Felrath Hines is represented with Aerial Landscape (1957), a cloud of brownish blacks, ochres, ruddy reds and verdant greens floating against two brush-textured bands of green and blue—evoking a landscape with a nebulous, bodiless entity. Joe Overstreet is here with Untitled (1957), an irregularly stitched canvas artwork. Two triangles and a trapezoid are conjoined and painted with thin washes of vibrant orange, warm purple and emerald—a juxtaposition of free-flowing paint washes and rigid geometric shapes. David Hammons is seen, or rather not seen, in On Loan (1999), a picture hanger inside a faint rectangle of dust applied directly to the museum wall. Where has this artwork gone that would cause it to leave its well-worn place?

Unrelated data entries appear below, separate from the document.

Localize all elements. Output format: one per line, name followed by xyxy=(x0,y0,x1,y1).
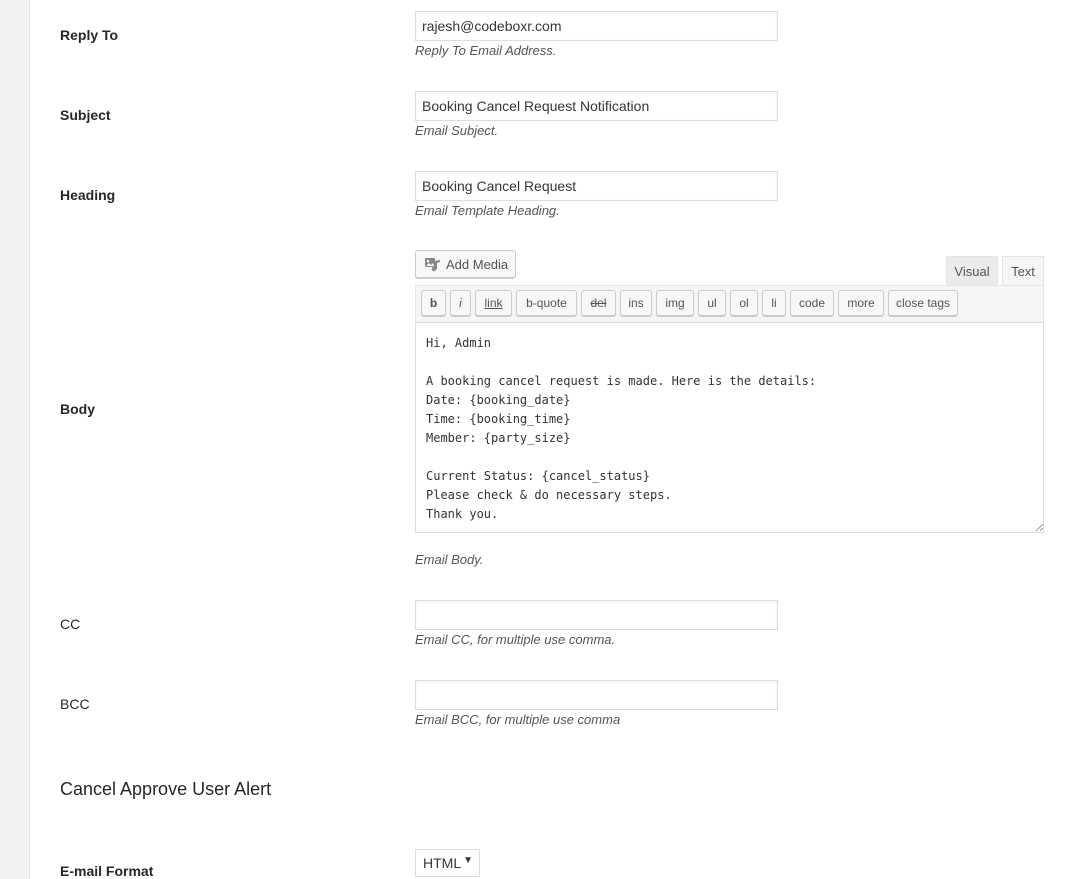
section-title: Cancel Approve User Alert xyxy=(60,779,272,799)
qt-more-button[interactable]: more xyxy=(838,290,884,316)
qt-code-button[interactable]: code xyxy=(790,290,834,316)
add-media-icon xyxy=(424,255,442,273)
add-media-button[interactable]: Add Media xyxy=(415,250,516,278)
reply-to-description: Reply To Email Address. xyxy=(415,43,557,58)
qt-del-button[interactable]: del xyxy=(581,290,616,316)
cc-label: CC xyxy=(60,616,81,632)
reply-to-input[interactable]: rajesh@codeboxr.com xyxy=(415,11,778,41)
heading-input[interactable]: Booking Cancel Request xyxy=(415,171,778,201)
heading-description: Email Template Heading. xyxy=(415,203,560,218)
add-media-label: Add Media xyxy=(446,256,509,272)
email-format-select[interactable]: HTML ▼ xyxy=(415,849,480,877)
tab-text[interactable]: Text xyxy=(1002,256,1044,285)
qt-italic-button[interactable]: i xyxy=(450,290,471,316)
qt-img-button[interactable]: img xyxy=(656,290,694,316)
reply-to-label: Reply To xyxy=(60,27,119,43)
bcc-input[interactable] xyxy=(415,680,778,710)
qt-bquote-button[interactable]: b-quote xyxy=(516,290,577,316)
cc-description: Email CC, for multiple use comma. xyxy=(415,632,616,647)
bcc-description: Email BCC, for multiple use comma xyxy=(415,712,621,727)
qt-bold-button[interactable]: b xyxy=(421,290,446,316)
dropdown-arrow-icon: ▼ xyxy=(463,855,473,866)
email-format-label: E-mail Format xyxy=(60,863,154,879)
body-textarea[interactable]: Hi, Admin A booking cancel request is ma… xyxy=(415,322,1044,533)
cc-input[interactable] xyxy=(415,600,778,630)
qt-link-button[interactable]: link xyxy=(475,290,512,316)
tab-visual[interactable]: Visual xyxy=(946,256,998,285)
heading-label: Heading xyxy=(60,187,116,203)
qt-ins-button[interactable]: ins xyxy=(620,290,652,316)
qt-li-button[interactable]: li xyxy=(762,290,786,316)
qt-ol-button[interactable]: ol xyxy=(730,290,758,316)
subject-description: Email Subject. xyxy=(415,123,499,138)
subject-input[interactable]: Booking Cancel Request Notification xyxy=(415,91,778,121)
qt-ul-button[interactable]: ul xyxy=(698,290,726,316)
subject-label: Subject xyxy=(60,107,111,123)
body-description: Email Body. xyxy=(415,552,484,567)
body-label: Body xyxy=(60,401,95,417)
resize-handle-icon[interactable] xyxy=(1035,523,1043,531)
bcc-label: BCC xyxy=(60,696,90,712)
email-format-value: HTML xyxy=(423,855,462,871)
qt-close-tags-button[interactable]: close tags xyxy=(888,290,958,316)
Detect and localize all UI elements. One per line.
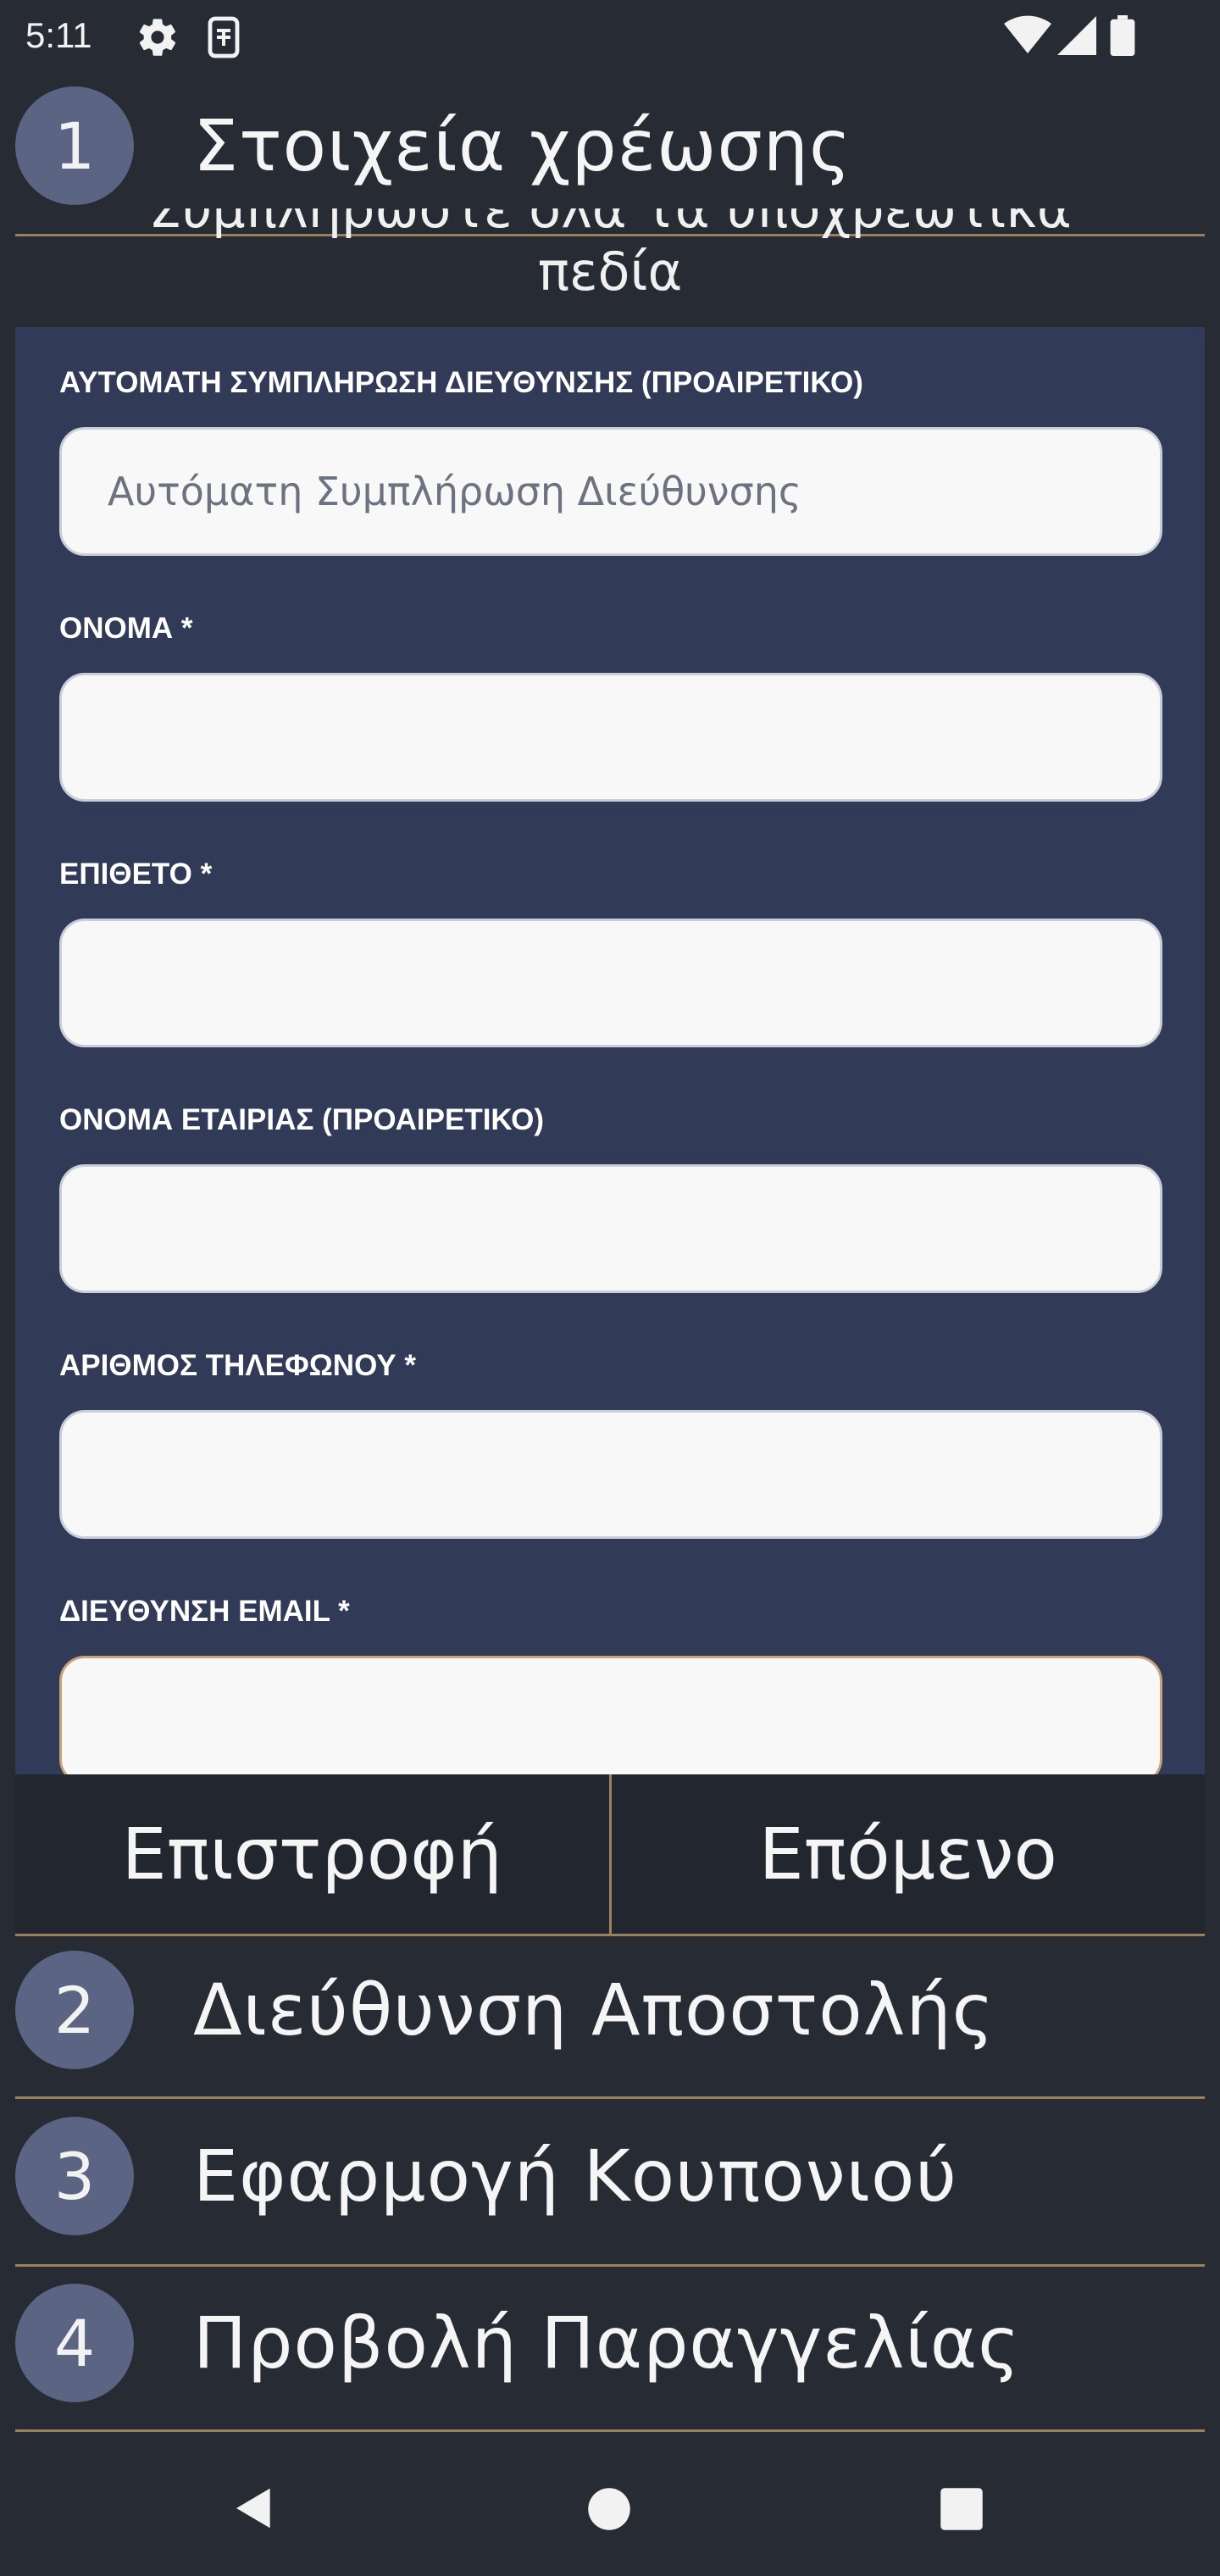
last-name-label: ΕΠΙΘΕΤΟ * [59,858,213,891]
recents-square-icon[interactable] [939,2486,984,2535]
signal-icon [1057,15,1096,59]
address-autocomplete-input[interactable] [59,427,1162,556]
autocomplete-label: ΑΥΤΟΜΑΤΗ ΣΥΜΠΛΗΡΩΣΗ ΔΙΕΥΘΥΝΣΗΣ (ΠΡΟΑΙΡΕΤ… [59,366,863,399]
step-4-header[interactable]: 4 Προβολή Παραγγελίας [15,2284,1205,2402]
step-4-title: Προβολή Παραγγελίας [193,2301,1021,2384]
back-triangle-icon[interactable] [230,2484,278,2535]
company-name-input[interactable] [59,1164,1162,1293]
step-3-number: 3 [15,2117,134,2235]
email-label: ΔΙΕΥΘΥΝΣΗ EMAIL * [59,1595,350,1628]
step-2-title: Διεύθυνση Αποστολής [193,1968,995,2051]
step-1-header[interactable]: 1 Στοιχεία χρέωσης [15,86,1205,205]
email-input[interactable] [59,1656,1162,1774]
phone-input[interactable] [59,1410,1162,1539]
hint-line-1: Συμπληρώστε όλα τα υποχρεωτικά [148,208,1072,240]
divider [15,1934,1205,1936]
wifi-icon [1004,15,1051,59]
step-2-number: 2 [15,1951,134,2069]
status-time: 5:11 [25,15,92,55]
home-circle-icon[interactable] [586,2486,632,2535]
back-button[interactable]: Επιστροφή [15,1774,609,1934]
sim-icon [203,15,244,63]
billing-form: ΑΥΤΟΜΑΤΗ ΣΥΜΠΛΗΡΩΣΗ ΔΙΕΥΘΥΝΣΗΣ (ΠΡΟΑΙΡΕΤ… [15,327,1205,1774]
divider [15,2096,1205,2099]
step-1-number: 1 [15,86,134,205]
phone-label: ΑΡΙΘΜΟΣ ΤΗΛΕΦΩΝΟΥ * [59,1349,417,1382]
step-3-header[interactable]: 3 Εφαρμογή Κουπονιού [15,2117,1205,2235]
first-name-label: ΟΝΟΜΑ * [59,612,193,645]
step-navigation: Επιστροφή Επόμενο [15,1774,1205,1934]
last-name-input[interactable] [59,919,1162,1047]
company-name-label: ΟΝΟΜΑ ΕΤΑΙΡΙΑΣ (ΠΡΟΑΙΡΕΤΙΚΟ) [59,1103,544,1136]
next-button[interactable]: Επόμενο [611,1774,1205,1934]
step-1-title: Στοιχεία χρέωσης [193,104,852,187]
battery-icon [1110,15,1135,59]
hint-line-2: πεδία [537,241,683,303]
step-3-title: Εφαρμογή Κουπονιού [193,2135,958,2218]
gear-icon [136,15,180,63]
divider [15,2264,1205,2267]
system-navigation-bar [0,2432,1220,2576]
first-name-input[interactable] [59,673,1162,802]
required-fields-hint: Συμπληρώστε όλα τα υποχρεωτικά πεδία [15,208,1205,327]
status-bar: 5:11 [0,0,1220,73]
step-4-number: 4 [15,2284,134,2402]
step-2-header[interactable]: 2 Διεύθυνση Αποστολής [15,1951,1205,2069]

Most magnificently, Sam Gilliam is represented with Untitled (1971), a free-hanging cotton duck painting. Suspended in the gallery from two rings of rope that cause the cotton to swing between the two, the surface is mottled with flecks and washes of ultramarine, carmine, honey and teal.

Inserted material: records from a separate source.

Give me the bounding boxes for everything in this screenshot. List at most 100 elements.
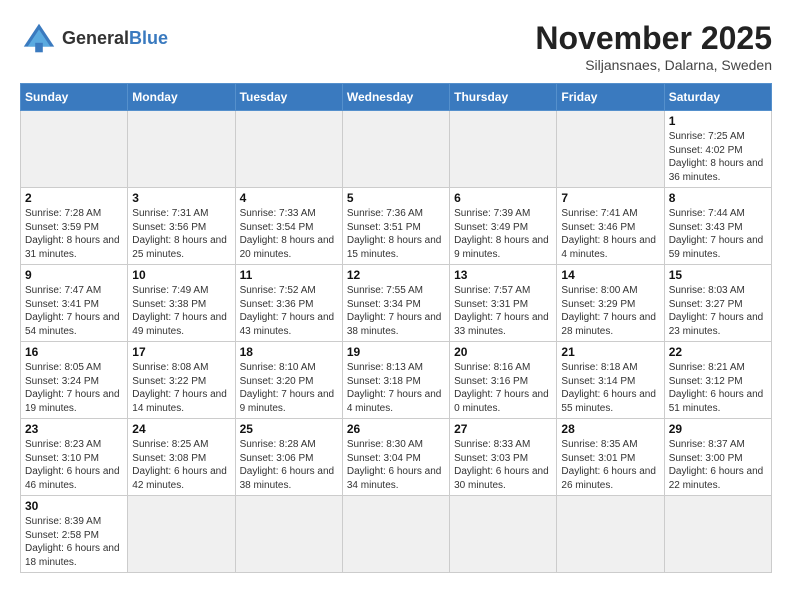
calendar-row: 1Sunrise: 7:25 AM Sunset: 4:02 PM Daylig…: [21, 111, 772, 188]
header-wednesday: Wednesday: [342, 84, 449, 111]
table-row: 14Sunrise: 8:00 AM Sunset: 3:29 PM Dayli…: [557, 265, 664, 342]
day-info: Sunrise: 8:21 AM Sunset: 3:12 PM Dayligh…: [669, 361, 767, 415]
table-row: 13Sunrise: 7:57 AM Sunset: 3:31 PM Dayli…: [450, 265, 557, 342]
day-number: 4: [240, 191, 338, 205]
day-info: Sunrise: 7:36 AM Sunset: 3:51 PM Dayligh…: [347, 207, 445, 261]
header: GeneralBlue November 2025 Siljansnaes, D…: [20, 20, 772, 73]
table-row: 17Sunrise: 8:08 AM Sunset: 3:22 PM Dayli…: [128, 342, 235, 419]
day-number: 5: [347, 191, 445, 205]
day-info: Sunrise: 8:08 AM Sunset: 3:22 PM Dayligh…: [132, 361, 230, 415]
table-row: [342, 496, 449, 573]
header-monday: Monday: [128, 84, 235, 111]
calendar-row: 2 Sunrise: 7:28 AM Sunset: 3:59 PM Daylig…: [21, 188, 772, 265]
day-info: Sunrise: 7:44 AM Sunset: 3:43 PM Dayligh…: [669, 207, 767, 261]
day-info: Sunrise: 7:28 AM Sunset: 3:59 PM Dayligh…: [25, 207, 123, 261]
day-number: 19: [347, 345, 445, 359]
day-number: 8: [669, 191, 767, 205]
page: GeneralBlue November 2025 Siljansnaes, D…: [0, 0, 792, 583]
table-row: 6 Sunrise: 7:39 AM Sunset: 3:49 PM Daylig…: [450, 188, 557, 265]
table-row: [664, 496, 771, 573]
day-info: Sunrise: 8:05 AM Sunset: 3:24 PM Dayligh…: [25, 361, 123, 415]
day-info: Sunrise: 8:10 AM Sunset: 3:20 PM Dayligh…: [240, 361, 338, 415]
day-number: 26: [347, 422, 445, 436]
day-number: 1: [669, 114, 767, 128]
day-info: Sunrise: 7:47 AM Sunset: 3:41 PM Dayligh…: [25, 284, 123, 338]
day-info: Sunrise: 7:33 AM Sunset: 3:54 PM Dayligh…: [240, 207, 338, 261]
day-number: 6: [454, 191, 552, 205]
table-row: 8 Sunrise: 7:44 AM Sunset: 3:43 PM Daylig…: [664, 188, 771, 265]
table-row: 18 Sunrise: 8:10 AM Sunset: 3:20 PM Dayli…: [235, 342, 342, 419]
day-info: Sunrise: 8:13 AM Sunset: 3:18 PM Dayligh…: [347, 361, 445, 415]
day-number: 2: [25, 191, 123, 205]
table-row: 11 Sunrise: 7:52 AM Sunset: 3:36 PM Dayli…: [235, 265, 342, 342]
day-number: 22: [669, 345, 767, 359]
day-info: Sunrise: 8:16 AM Sunset: 3:16 PM Dayligh…: [454, 361, 552, 415]
table-row: 29Sunrise: 8:37 AM Sunset: 3:00 PM Dayli…: [664, 419, 771, 496]
table-row: 28 Sunrise: 8:35 AM Sunset: 3:01 PM Dayli…: [557, 419, 664, 496]
table-row: 26 Sunrise: 8:30 AM Sunset: 3:04 PM Dayli…: [342, 419, 449, 496]
table-row: 1Sunrise: 7:25 AM Sunset: 4:02 PM Daylig…: [664, 111, 771, 188]
header-saturday: Saturday: [664, 84, 771, 111]
day-info: Sunrise: 8:28 AM Sunset: 3:06 PM Dayligh…: [240, 438, 338, 492]
calendar-row: 16 Sunrise: 8:05 AM Sunset: 3:24 PM Dayli…: [21, 342, 772, 419]
table-row: 12Sunrise: 7:55 AM Sunset: 3:34 PM Dayli…: [342, 265, 449, 342]
table-row: 3Sunrise: 7:31 AM Sunset: 3:56 PM Daylig…: [128, 188, 235, 265]
table-row: [21, 111, 128, 188]
day-number: 30: [25, 499, 123, 513]
table-row: [450, 111, 557, 188]
day-info: Sunrise: 7:41 AM Sunset: 3:46 PM Dayligh…: [561, 207, 659, 261]
table-row: 21Sunrise: 8:18 AM Sunset: 3:14 PM Dayli…: [557, 342, 664, 419]
day-info: Sunrise: 7:39 AM Sunset: 3:49 PM Dayligh…: [454, 207, 552, 261]
table-row: 15Sunrise: 8:03 AM Sunset: 3:27 PM Dayli…: [664, 265, 771, 342]
day-info: Sunrise: 8:37 AM Sunset: 3:00 PM Dayligh…: [669, 438, 767, 492]
table-row: 27 Sunrise: 8:33 AM Sunset: 3:03 PM Dayli…: [450, 419, 557, 496]
day-number: 3: [132, 191, 230, 205]
day-info: Sunrise: 8:30 AM Sunset: 3:04 PM Dayligh…: [347, 438, 445, 492]
table-row: [557, 111, 664, 188]
month-year: November 2025: [535, 20, 772, 57]
table-row: 23Sunrise: 8:23 AM Sunset: 3:10 PM Dayli…: [21, 419, 128, 496]
table-row: [235, 111, 342, 188]
day-info: Sunrise: 7:52 AM Sunset: 3:36 PM Dayligh…: [240, 284, 338, 338]
day-number: 28: [561, 422, 659, 436]
day-number: 9: [25, 268, 123, 282]
calendar: Sunday Monday Tuesday Wednesday Thursday…: [20, 83, 772, 573]
day-number: 10: [132, 268, 230, 282]
title-block: November 2025 Siljansnaes, Dalarna, Swed…: [535, 20, 772, 73]
day-info: Sunrise: 8:39 AM Sunset: 2:58 PM Dayligh…: [25, 515, 123, 569]
day-number: 20: [454, 345, 552, 359]
day-info: Sunrise: 8:25 AM Sunset: 3:08 PM Dayligh…: [132, 438, 230, 492]
table-row: 7Sunrise: 7:41 AM Sunset: 3:46 PM Daylig…: [557, 188, 664, 265]
table-row: [557, 496, 664, 573]
day-info: Sunrise: 8:03 AM Sunset: 3:27 PM Dayligh…: [669, 284, 767, 338]
day-info: Sunrise: 8:33 AM Sunset: 3:03 PM Dayligh…: [454, 438, 552, 492]
logo-blue: Blue: [129, 28, 168, 48]
table-row: 30 Sunrise: 8:39 AM Sunset: 2:58 PM Dayli…: [21, 496, 128, 573]
day-number: 11: [240, 268, 338, 282]
day-info: Sunrise: 8:23 AM Sunset: 3:10 PM Dayligh…: [25, 438, 123, 492]
table-row: [128, 496, 235, 573]
day-info: Sunrise: 8:35 AM Sunset: 3:01 PM Dayligh…: [561, 438, 659, 492]
header-tuesday: Tuesday: [235, 84, 342, 111]
day-number: 16: [25, 345, 123, 359]
table-row: 22 Sunrise: 8:21 AM Sunset: 3:12 PM Dayli…: [664, 342, 771, 419]
table-row: [450, 496, 557, 573]
table-row: [342, 111, 449, 188]
day-number: 25: [240, 422, 338, 436]
table-row: 19 Sunrise: 8:13 AM Sunset: 3:18 PM Dayli…: [342, 342, 449, 419]
day-number: 21: [561, 345, 659, 359]
day-number: 27: [454, 422, 552, 436]
day-number: 18: [240, 345, 338, 359]
calendar-row: 9 Sunrise: 7:47 AM Sunset: 3:41 PM Daylig…: [21, 265, 772, 342]
day-number: 13: [454, 268, 552, 282]
table-row: 16 Sunrise: 8:05 AM Sunset: 3:24 PM Dayli…: [21, 342, 128, 419]
header-sunday: Sunday: [21, 84, 128, 111]
header-friday: Friday: [557, 84, 664, 111]
header-thursday: Thursday: [450, 84, 557, 111]
day-number: 24: [132, 422, 230, 436]
table-row: [235, 496, 342, 573]
logo-text: GeneralBlue: [62, 29, 168, 49]
logo: GeneralBlue: [20, 20, 168, 58]
table-row: 20 Sunrise: 8:16 AM Sunset: 3:16 PM Dayli…: [450, 342, 557, 419]
table-row: 4 Sunrise: 7:33 AM Sunset: 3:54 PM Daylig…: [235, 188, 342, 265]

These explorations of abstraction persisted, as seen with Whitten’s journal entry, well into the 1990s and 2000s, and many artists who work in this way are still powerful players in the contemporary art world—which is to say, Black abstraction in the United States has far outlived its overshadowing sibling, Abstract Expressionism. The power of this exhibition lies in rejection—both its focus on the ways that Black abstractionists rejected the limitations of Social Realism and the rejection of Jackson Pollock and his ilk as the sole originators of the first all-American art movement. “Innervisions” shows Black artists exhibiting just as much range as their more widely lauded white counterparts and that their practices have more staying power.
Further, Clark Atlanta University Art Museum contests a widespread understanding of art history with a single question: If these artists have been working in this way for seventy years, why have they not been adopted into the art historical canon? It is clearly time for a reevaluation—one that clears space for the adoption of Black abstraction as a twin movement to Abstract Expressionism. After all, what could be more all-American than self-determination?
“Innervisions” is at the Clark Atlanta University Art Museum through May 2.